The construction of Putnam County’s first public swimming pool helped Columbus Grove weather the Great Depression of the 1930s. President Franklin D. Roosevelt’s Works Progress Administration (WPA) and the Village of Columbus Grove planned the pool to provide much-needed jobs and recreational facilities for the residents of Putnam County. Between the fall of 1935 and 1936, local men (and two women) built the pool and shelter house by hand from rock quarried on site. The workers were not trained stone masons or cutters. Befitting their limited skills, the pool was built in a simplified Norman Revival/Rustic architectural style. Wages ranged from $.33 to $.55 per hour. The pool’s grand opening was July 1, 1937. That first year, adults paid $.25 to swim, and children were charged $.10. The Columbus Grove Municipal Pool was listed on the National Register of Historic Places in 1997.

103 Jefferson Street
Greenfield

, OH

The Smith Tannery is the oldest original structure remaining in Greenfield. Built in 1821 by Revolutionary War veteran William Smith and his son Samuel, the tannery became a noted station on the fabled “Underground Railroad.” The structure, which also served as the family residence, was the birthplace of Dr. Samuel M. Smith, Surgeon General of Ohio during the Civil War, and Dr.

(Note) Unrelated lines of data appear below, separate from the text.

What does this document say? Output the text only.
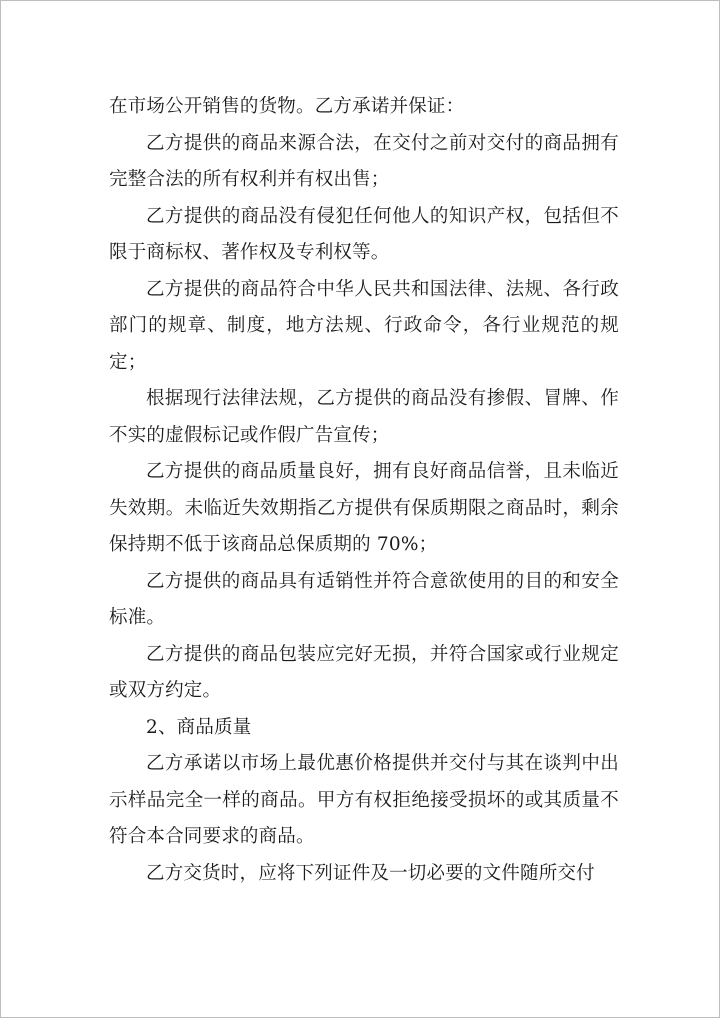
在市场公开销售的货物。乙方承诺并保证：

乙方提供的商品来源合法，在交付之前对交付的商品拥有完整合法的所有权利并有权出售；

乙方提供的商品没有侵犯任何他人的知识产权，包括但不限于商标权、著作权及专利权等。

乙方提供的商品符合中华人民共和国法律、法规、各行政部门的规章、制度，地方法规、行政命令，各行业规范的规定；

根据现行法律法规，乙方提供的商品没有掺假、冒牌、作不实的虚假标记或作假广告宣传；

乙方提供的商品质量良好，拥有良好商品信誉，且未临近失效期。未临近失效期指乙方提供有保质期限之商品时，剩余保持期不低于该商品总保质期的 70%；

乙方提供的商品具有适销性并符合意欲使用的目的和安全标准。

乙方提供的商品包装应完好无损，并符合国家或行业规定或双方约定。

2、商品质量

乙方承诺以市场上最优惠价格提供并交付与其在谈判中出示样品完全一样的商品。甲方有权拒绝接受损坏的或其质量不符合本合同要求的商品。

乙方交货时，应将下列证件及一切必要的文件随所交付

William R. Smith, who personally notified Abraham Lincoln of his nomination to the presidency in 1864. The Smiths were active members of the Abolition Society of Paint Valley, which was established in 1833 in Greenfield and reorganized in 1836 as the Greenfield Anti-Slavery Society. In 1844, the Society assisted the efforts of Frederick Douglass, one of the nation’s leading abolitionists. The Society provided an important junction on the Underground Railroad, assisting many fugitive slaves to gain freedom, including, it is said, Eliza Jane Harris of Uncle Tom’s Cabin fame. The Smith Tannery was named to the National Register of Historic Places in 1978.